Censé être un espace de réflexion et de propositions pour l’essor de l’économie du pays, le FCE (Forum des chefs d’entreprise), qui compte en son sein de nombreux hommes d’affaires, a été accaparé par un groupe d’hommes d’affaires, à leur tête Ali Haddad, pour en faire un syndicat de rapine au service du clan présidentiel.
D’autres, comme les frères Kouninef, sont devenus, durant les cinq dernières années, les véritables dirigeants du pays. Rares sont les compagnies étrangères qui ne passent pas par eux pour obtenir des marchés, et eux-mêmes ont pratiquement le monopole sur une bonne partie des contrats dans les domaines de l’hydraulique, des travaux publics et des télécommunications, où la commande publique est la plus importante en matière de fonds. La liste des interdictions de sortie du territoire national ne semble pas complète pour beaucoup d’Algériens. Il y a d’autres noms.
Tout le monde sait comment Amar Saadani a détourné les 3200 milliards de centimes de la GCA (Générale des concessions agricoles), comment il a pu acquérir des biens en France, alors qu’il n’a aucune activité dans ce pays. Tout le monde sait aussi comment Chakib Khelil, ancien ministre de l’Energie, a été impliqué dans les commissions (192 millions d’euros) versées par Saipem, la filiale italienne de Eni, pour obtenir des marchés en Algérie sans pour autant comprendre comment les poursuites judiciaires engagées contre lui, par le parquet d’Alger, en 2013, ont été suspendues et les mandats d’arrêt internationaux retirés.
Les Algériens se sont également toujours interrogés sur cette justice de deux poids deux mesures, dont les enquêtes ciblent souvent les cadres et jamais les responsables politiques. L’affaire de l’autoroute Est-Ouest a clairement montré l’implication de l’ancien ministre des Travaux publics, Amar Ghoul, sans pour autant qu’il ne soit cité à comparaître.

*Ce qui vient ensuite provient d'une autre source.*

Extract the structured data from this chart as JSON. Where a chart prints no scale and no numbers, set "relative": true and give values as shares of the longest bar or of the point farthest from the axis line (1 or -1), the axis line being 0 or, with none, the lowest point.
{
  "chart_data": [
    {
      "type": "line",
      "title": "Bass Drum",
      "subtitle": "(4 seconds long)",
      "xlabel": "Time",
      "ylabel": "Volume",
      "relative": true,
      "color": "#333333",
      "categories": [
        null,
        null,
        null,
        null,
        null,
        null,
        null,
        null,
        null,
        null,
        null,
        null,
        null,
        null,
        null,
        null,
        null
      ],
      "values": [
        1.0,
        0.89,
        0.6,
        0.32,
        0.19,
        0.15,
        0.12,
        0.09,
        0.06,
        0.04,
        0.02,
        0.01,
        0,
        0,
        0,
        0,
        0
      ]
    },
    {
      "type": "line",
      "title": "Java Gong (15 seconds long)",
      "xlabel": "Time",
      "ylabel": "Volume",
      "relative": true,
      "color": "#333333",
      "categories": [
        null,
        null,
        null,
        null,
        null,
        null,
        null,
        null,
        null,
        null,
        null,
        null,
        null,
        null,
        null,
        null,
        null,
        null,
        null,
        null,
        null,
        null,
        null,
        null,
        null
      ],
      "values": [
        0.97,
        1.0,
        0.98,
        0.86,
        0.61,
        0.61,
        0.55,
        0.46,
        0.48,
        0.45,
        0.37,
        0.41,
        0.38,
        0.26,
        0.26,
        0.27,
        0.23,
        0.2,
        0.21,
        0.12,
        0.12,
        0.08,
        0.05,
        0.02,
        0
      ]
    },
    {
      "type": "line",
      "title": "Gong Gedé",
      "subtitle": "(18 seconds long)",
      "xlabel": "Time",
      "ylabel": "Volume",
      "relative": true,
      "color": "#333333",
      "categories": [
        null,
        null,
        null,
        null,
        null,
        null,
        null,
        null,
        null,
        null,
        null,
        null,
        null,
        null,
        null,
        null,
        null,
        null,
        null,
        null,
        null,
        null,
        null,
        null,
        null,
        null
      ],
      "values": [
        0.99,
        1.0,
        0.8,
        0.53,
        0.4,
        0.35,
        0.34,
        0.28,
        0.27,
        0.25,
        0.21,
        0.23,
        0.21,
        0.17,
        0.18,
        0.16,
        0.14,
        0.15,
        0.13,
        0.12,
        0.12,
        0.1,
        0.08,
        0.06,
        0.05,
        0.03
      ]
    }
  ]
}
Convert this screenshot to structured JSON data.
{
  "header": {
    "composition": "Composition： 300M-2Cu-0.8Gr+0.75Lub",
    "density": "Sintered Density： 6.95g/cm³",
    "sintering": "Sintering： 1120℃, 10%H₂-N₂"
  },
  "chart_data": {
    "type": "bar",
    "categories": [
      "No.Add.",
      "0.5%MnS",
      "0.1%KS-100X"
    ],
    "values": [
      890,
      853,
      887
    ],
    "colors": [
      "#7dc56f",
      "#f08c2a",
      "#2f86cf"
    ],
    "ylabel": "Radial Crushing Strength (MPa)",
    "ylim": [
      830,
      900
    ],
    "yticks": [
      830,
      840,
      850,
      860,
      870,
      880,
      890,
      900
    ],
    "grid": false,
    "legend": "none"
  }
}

Certains hommes d’affaires ont investi également les partis politiques, comme le FLN et le RND, pour négocier à coups de milliards les sièges au sein de l’Assemblée nationale et au Sénat. Les cas de Bahaeddine Tliba, de Djemai et de tant d’autres milliardaires devenus députés ont défrayé la chronique.

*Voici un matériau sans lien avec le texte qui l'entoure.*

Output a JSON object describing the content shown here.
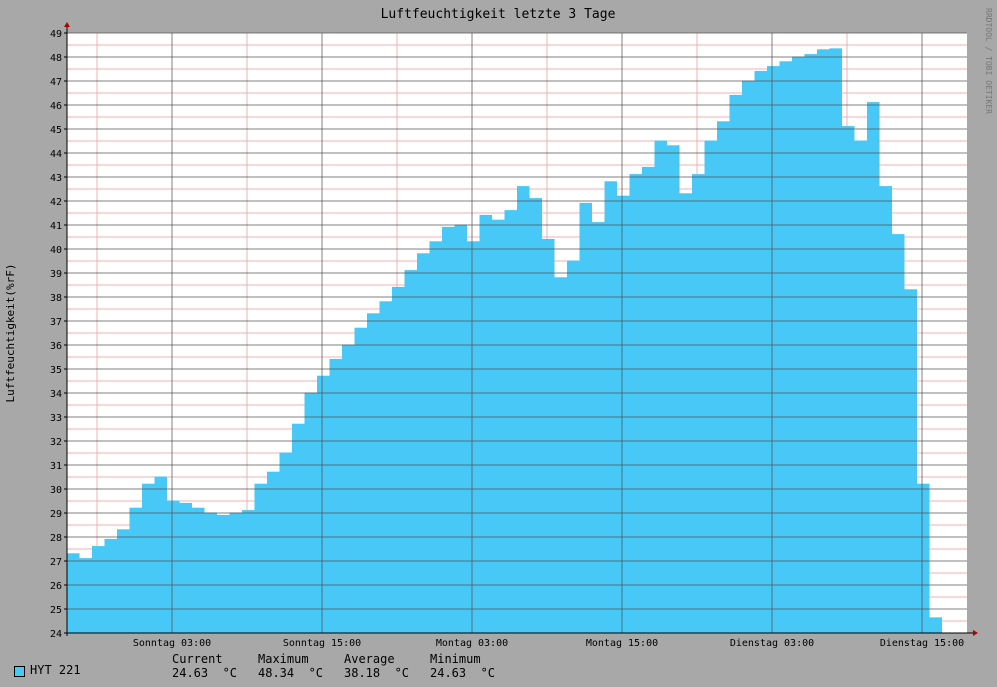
{
  "chart_data": {
    "type": "area",
    "title": "Luftfeuchtigkeit letzte 3 Tage",
    "ylabel": "Luftfeuchtigkeit(%rF)",
    "watermark": "RRDTOOL / TOBI OETIKER",
    "ylim": [
      24,
      49
    ],
    "y_ticks": [
      24,
      25,
      26,
      27,
      28,
      29,
      30,
      31,
      32,
      33,
      34,
      35,
      36,
      37,
      38,
      39,
      40,
      41,
      42,
      43,
      44,
      45,
      46,
      47,
      48,
      49
    ],
    "x_range_hours": [
      -24,
      48
    ],
    "x_ticks": [
      {
        "hour": 0,
        "label": "Sonntag 03:00"
      },
      {
        "hour": 12,
        "label": "Sonntag 15:00"
      },
      {
        "hour": 24,
        "label": "Montag 03:00"
      },
      {
        "hour": 36,
        "label": "Montag 15:00"
      },
      {
        "hour": 48,
        "label": "Dienstag 03:00"
      },
      {
        "hour": 60,
        "label": "Dienstag 15:00"
      }
    ],
    "x_domain_hours": [
      -8.4,
      63.6
    ],
    "step_hours": 1,
    "series": [
      {
        "name": "HYT 221",
        "color": "#47c8f6",
        "start_hour": -8.4,
        "values": [
          27.3,
          27.1,
          27.6,
          27.9,
          28.3,
          29.2,
          30.2,
          30.5,
          29.5,
          29.4,
          29.2,
          29.0,
          28.9,
          29.0,
          29.1,
          30.2,
          30.7,
          31.5,
          32.7,
          34.0,
          34.7,
          35.4,
          36.0,
          36.7,
          37.3,
          37.8,
          38.4,
          39.1,
          39.8,
          40.3,
          40.9,
          41.0,
          40.3,
          41.4,
          41.2,
          41.6,
          42.6,
          42.1,
          40.4,
          38.8,
          39.5,
          41.9,
          41.1,
          42.8,
          42.2,
          43.1,
          43.4,
          44.5,
          44.3,
          42.3,
          43.1,
          44.5,
          45.3,
          46.4,
          47.0,
          47.4,
          47.6,
          47.8,
          48.0,
          48.1,
          48.3,
          48.34,
          45.1,
          44.5,
          46.1,
          42.6,
          40.6,
          38.3,
          30.2,
          24.63
        ]
      }
    ],
    "grid": true
  },
  "legend": {
    "series_name": "HYT 221",
    "headers": {
      "current": "Current",
      "maximum": "Maximum",
      "average": "Average",
      "minimum": "Minimum"
    },
    "values": {
      "current": "24.63  °C",
      "maximum": "48.34  °C",
      "average": "38.18  °C",
      "minimum": "24.63  °C"
    }
  }
}
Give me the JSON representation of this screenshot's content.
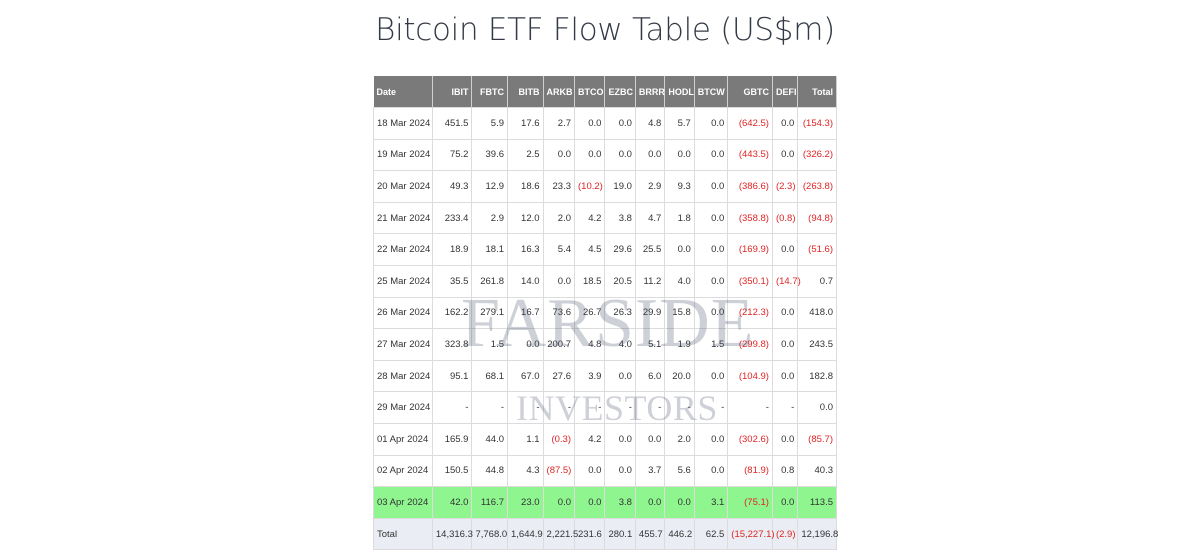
{
  "title": "Bitcoin ETF Flow Table (US$m)",
  "watermark": {
    "line1": "FARSIDE",
    "line2": "INVESTORS"
  },
  "colors": {
    "header_bg": "#7a7a7a",
    "negative": "#e02424",
    "highlight_row": "#8ff58f",
    "total_row_bg": "#eaeef4"
  },
  "table": {
    "headers": [
      "Date",
      "IBIT",
      "FBTC",
      "BITB",
      "ARKB",
      "BTCO",
      "EZBC",
      "BRRR",
      "HODL",
      "BTCW",
      "GBTC",
      "DEFI",
      "Total"
    ],
    "rows": [
      [
        "18 Mar 2024",
        "451.5",
        "5.9",
        "17.6",
        "2.7",
        "0.0",
        "0.0",
        "4.8",
        "5.7",
        "0.0",
        "(642.5)",
        "0.0",
        "(154.3)"
      ],
      [
        "19 Mar 2024",
        "75.2",
        "39.6",
        "2.5",
        "0.0",
        "0.0",
        "0.0",
        "0.0",
        "0.0",
        "0.0",
        "(443.5)",
        "0.0",
        "(326.2)"
      ],
      [
        "20 Mar 2024",
        "49.3",
        "12.9",
        "18.6",
        "23.3",
        "(10.2)",
        "19.0",
        "2.9",
        "9.3",
        "0.0",
        "(386.6)",
        "(2.3)",
        "(263.8)"
      ],
      [
        "21 Mar 2024",
        "233.4",
        "2.9",
        "12.0",
        "2.0",
        "4.2",
        "3.8",
        "4.7",
        "1.8",
        "0.0",
        "(358.8)",
        "(0.8)",
        "(94.8)"
      ],
      [
        "22 Mar 2024",
        "18.9",
        "18.1",
        "16.3",
        "5.4",
        "4.5",
        "29.6",
        "25.5",
        "0.0",
        "0.0",
        "(169.9)",
        "0.0",
        "(51.6)"
      ],
      [
        "25 Mar 2024",
        "35.5",
        "261.8",
        "14.0",
        "0.0",
        "18.5",
        "20.5",
        "11.2",
        "4.0",
        "0.0",
        "(350.1)",
        "(14.7)",
        "0.7"
      ],
      [
        "26 Mar 2024",
        "162.2",
        "279.1",
        "16.7",
        "73.6",
        "26.7",
        "26.3",
        "29.9",
        "15.8",
        "0.0",
        "(212.3)",
        "0.0",
        "418.0"
      ],
      [
        "27 Mar 2024",
        "323.8",
        "1.5",
        "0.0",
        "200.7",
        "4.8",
        "4.0",
        "5.1",
        "1.9",
        "1.5",
        "(299.8)",
        "0.0",
        "243.5"
      ],
      [
        "28 Mar 2024",
        "95.1",
        "68.1",
        "67.0",
        "27.6",
        "3.9",
        "0.0",
        "6.0",
        "20.0",
        "0.0",
        "(104.9)",
        "0.0",
        "182.8"
      ],
      [
        "29 Mar 2024",
        "-",
        "-",
        "-",
        "-",
        "-",
        "-",
        "-",
        "-",
        "-",
        "-",
        "-",
        "0.0"
      ],
      [
        "01 Apr 2024",
        "165.9",
        "44.0",
        "1.1",
        "(0.3)",
        "4.2",
        "0.0",
        "0.0",
        "2.0",
        "0.0",
        "(302.6)",
        "0.0",
        "(85.7)"
      ],
      [
        "02 Apr 2024",
        "150.5",
        "44.8",
        "4.3",
        "(87.5)",
        "0.0",
        "0.0",
        "3.7",
        "5.6",
        "0.0",
        "(81.9)",
        "0.8",
        "40.3"
      ],
      [
        "03 Apr 2024",
        "42.0",
        "116.7",
        "23.0",
        "0.0",
        "0.0",
        "3.8",
        "0.0",
        "0.0",
        "3.1",
        "(75.1)",
        "0.0",
        "113.5"
      ],
      [
        "Total",
        "14,316.3",
        "7,768.0",
        "1,644.9",
        "2,221.5",
        "231.6",
        "280.1",
        "455.7",
        "446.2",
        "62.5",
        "(15,227.1)",
        "(2.9)",
        "12,196.8"
      ]
    ],
    "highlight_row_index": 12,
    "total_row_index": 13
  }
}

Aujourd’hui, si réellement il y a volonté de lutter de poursuivre les corrompus, il faudra que la justice agisse en toute équité afin de cibler tous les corrompus, quels que soient leur position ou leur statut. Il ne s’agit pas de se lancer dans des campagnes de chasse aux sorcières ciblant un clan contre un autre, mais de faire en sorte que la loi soit au-dessus de tous.